I calmed down when he suggested that I focus on one story in the essay, and make that into the whole thing. Instead of starting over, I focused on the details of that story and what it showed about me.
Eventually, you want to be able to write a single sentence that sums up the main point of your argument. This is the thesis statement of your essay. You must state your thesis clearly and directly. It is the one most important sentence of your essay!
If you were to continue with our brainstorming example about studying law, you might end up with a thesis statement like this: "Although I grew up surrounded by family members on the police force, it was only after personal experiences with injustice that I realized I had a deep interest in the law." Of course, that is only one possible thesis. You may discover that it's easier to think of essay topics than you expect, and harder to settle on a single argument and thesis.
Once you have written a possible thesis sentence, write a couple of sentences to introduce your topic more generally. For example, after the thesis statement above, you might go on to explain who in your family was a police officer, and how you felt about the law before the personal experiences mentioned.
Lots of people have a hard time writing an introduction. Sometimes it's hard to crystallize your thoughts about the essay as a whole before you've written it. If it is taking you too long to write an introduction, skip it for now. You don't have to write your essay in the order people will read it!
Remember those ideas you brainstormed and wrote down? Now that you've decided on an argument, take another look at them. Will they work to support your argument as examples, or as part of a narrative? In the case of our imaginary essay about studying law, several of them could work for this. These will be your paragraphs for the body of the essay.
In this case, you might have a paragraph about growing up in a family of police officers, and another paragraph about how "the law" used to feel like something abstract and solid, thanks to a love of Law & Order and similar shows. Then you could take several paragraphs to explain the injustice mentioned in the brainstorming list, and how it changed your interest and opinion of the law.
Conclusions can be just as hard to write as introductions. In most essays, conclusions should restate the main points of the body of the essay, and then explain why these points prove your thesis.
How would you conclude our example essay? You could write a paragraph acknowledging that you don't know what you want to do with a law degree specifically, but that you know that it opens many doors.
Finally done writing a complete essay? Congratulations!
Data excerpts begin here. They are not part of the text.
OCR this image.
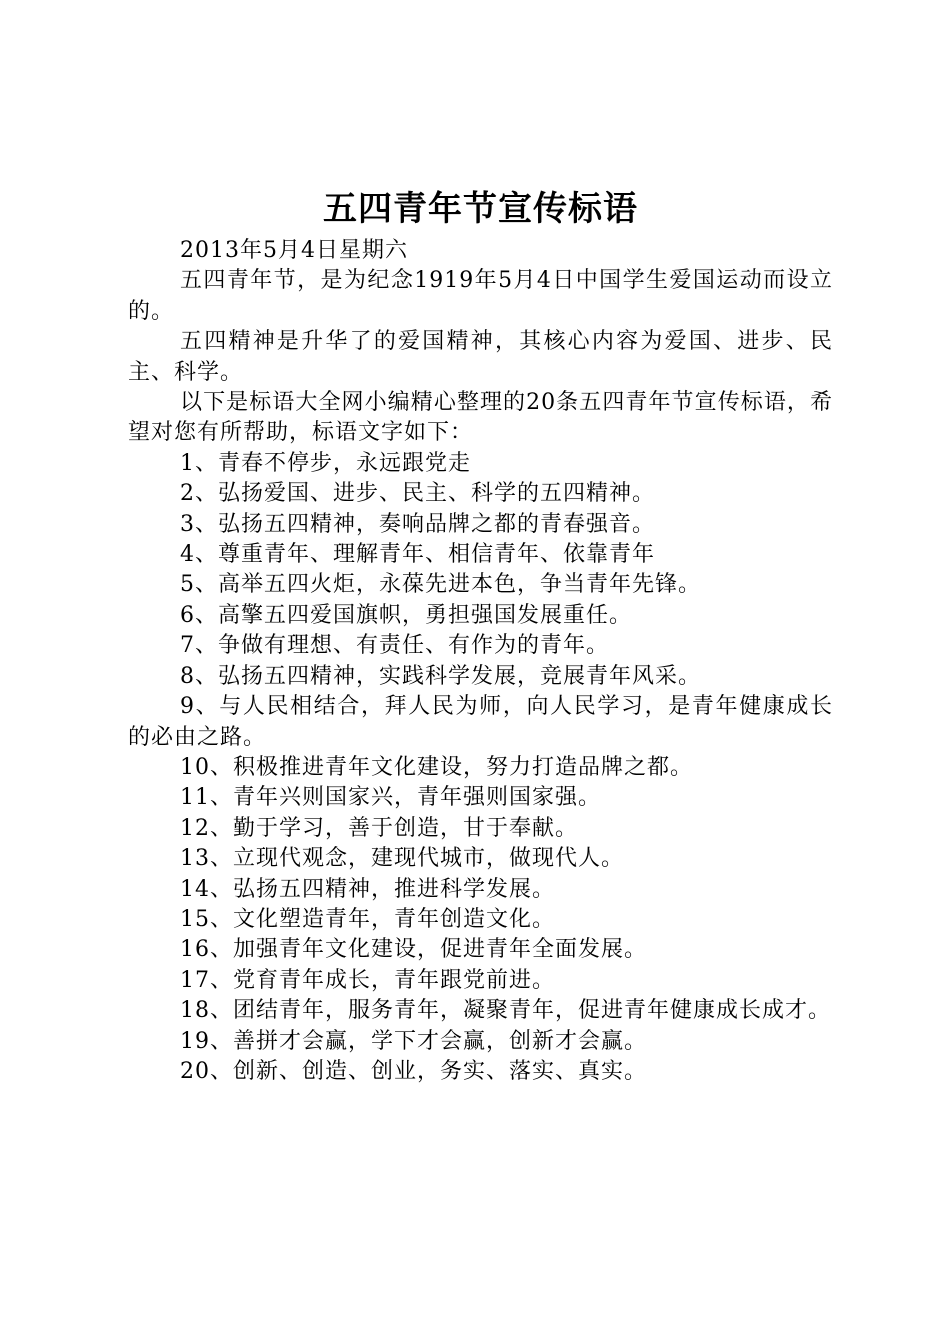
五四青年节宣传标语

2013年5月4日星期六

五四青年节，是为纪念1919年5月4日中国学生爱国运动而设立的。

五四精神是升华了的爱国精神，其核心内容为爱国、进步、民主、科学。

以下是标语大全网小编精心整理的20条五四青年节宣传标语，希望对您有所帮助，标语文字如下：

1、青春不停步，永远跟党走

2、弘扬爱国、进步、民主、科学的五四精神。

3、弘扬五四精神，奏响品牌之都的青春强音。

4、尊重青年、理解青年、相信青年、依靠青年

5、高举五四火炬，永葆先进本色，争当青年先锋。

6、高擎五四爱国旗帜，勇担强国发展重任。

7、争做有理想、有责任、有作为的青年。

8、弘扬五四精神，实践科学发展，竞展青年风采。

9、与人民相结合，拜人民为师，向人民学习，是青年健康成长的必由之路。

10、积极推进青年文化建设，努力打造品牌之都。

11、青年兴则国家兴，青年强则国家强。

12、勤于学习，善于创造，甘于奉献。

13、立现代观念，建现代城市，做现代人。

14、弘扬五四精神，推进科学发展。

15、文化塑造青年，青年创造文化。

16、加强青年文化建设，促进青年全面发展。

17、党育青年成长，青年跟党前进。

18、团结青年，服务青年，凝聚青年，促进青年健康成长成才。

19、善拼才会赢，学下才会赢，创新才会赢。

20、创新、创造、创业，务实、落实、真实。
You've earned a break, but don't waste your hard work by submitting your first draft. Show your essay to a trusted mentor, such as a teacher, family member or adult friend. Ask them to read it and give you whatever help they can. Ask for suggestions about the structure, the topic, the grammar, the spelling and the tone.
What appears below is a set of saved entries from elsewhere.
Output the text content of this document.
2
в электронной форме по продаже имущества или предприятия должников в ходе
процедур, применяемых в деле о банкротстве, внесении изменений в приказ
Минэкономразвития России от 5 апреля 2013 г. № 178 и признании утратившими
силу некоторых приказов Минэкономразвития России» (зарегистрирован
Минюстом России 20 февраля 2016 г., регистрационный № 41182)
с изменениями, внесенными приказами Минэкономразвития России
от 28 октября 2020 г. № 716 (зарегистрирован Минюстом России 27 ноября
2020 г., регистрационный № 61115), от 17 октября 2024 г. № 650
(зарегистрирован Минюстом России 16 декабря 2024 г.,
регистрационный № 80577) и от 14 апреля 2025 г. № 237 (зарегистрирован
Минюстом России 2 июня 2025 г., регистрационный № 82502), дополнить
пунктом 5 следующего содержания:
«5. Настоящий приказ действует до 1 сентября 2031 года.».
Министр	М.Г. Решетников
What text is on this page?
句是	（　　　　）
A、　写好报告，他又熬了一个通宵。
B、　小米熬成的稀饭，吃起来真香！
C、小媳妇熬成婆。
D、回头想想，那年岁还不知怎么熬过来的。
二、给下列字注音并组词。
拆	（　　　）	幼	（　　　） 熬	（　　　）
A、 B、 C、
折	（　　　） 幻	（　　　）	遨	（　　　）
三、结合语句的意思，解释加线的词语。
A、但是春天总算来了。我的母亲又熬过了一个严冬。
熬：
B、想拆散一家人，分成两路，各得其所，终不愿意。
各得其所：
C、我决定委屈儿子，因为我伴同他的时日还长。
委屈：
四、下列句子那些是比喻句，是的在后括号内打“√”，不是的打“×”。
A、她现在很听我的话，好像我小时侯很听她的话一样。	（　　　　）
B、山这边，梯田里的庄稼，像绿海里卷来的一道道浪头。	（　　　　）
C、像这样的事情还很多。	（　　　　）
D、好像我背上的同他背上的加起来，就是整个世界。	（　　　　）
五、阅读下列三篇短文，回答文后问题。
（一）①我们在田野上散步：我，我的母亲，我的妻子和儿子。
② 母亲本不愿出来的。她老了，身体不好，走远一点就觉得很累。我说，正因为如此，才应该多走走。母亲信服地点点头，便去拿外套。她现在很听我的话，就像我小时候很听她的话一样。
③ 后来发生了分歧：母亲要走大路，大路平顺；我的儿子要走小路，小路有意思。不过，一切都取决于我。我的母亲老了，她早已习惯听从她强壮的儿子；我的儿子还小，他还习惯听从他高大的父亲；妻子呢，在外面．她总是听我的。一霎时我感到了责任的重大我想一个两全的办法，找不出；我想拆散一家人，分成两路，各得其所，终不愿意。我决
Take a break from the essay for a day or two, and then come back to it with fresh eyes. Read it from beginning to end, and ask yourself the following questions:
With outside feedback and your own fresh reaction, you can begin revising your essay to improve it. College admissions staff members see thousands of essays every year, and they can tell when an essay has just been thrown together. Revising and rewriting really does make for a better essay, so make sure you keep working until you feel proud of what you've written!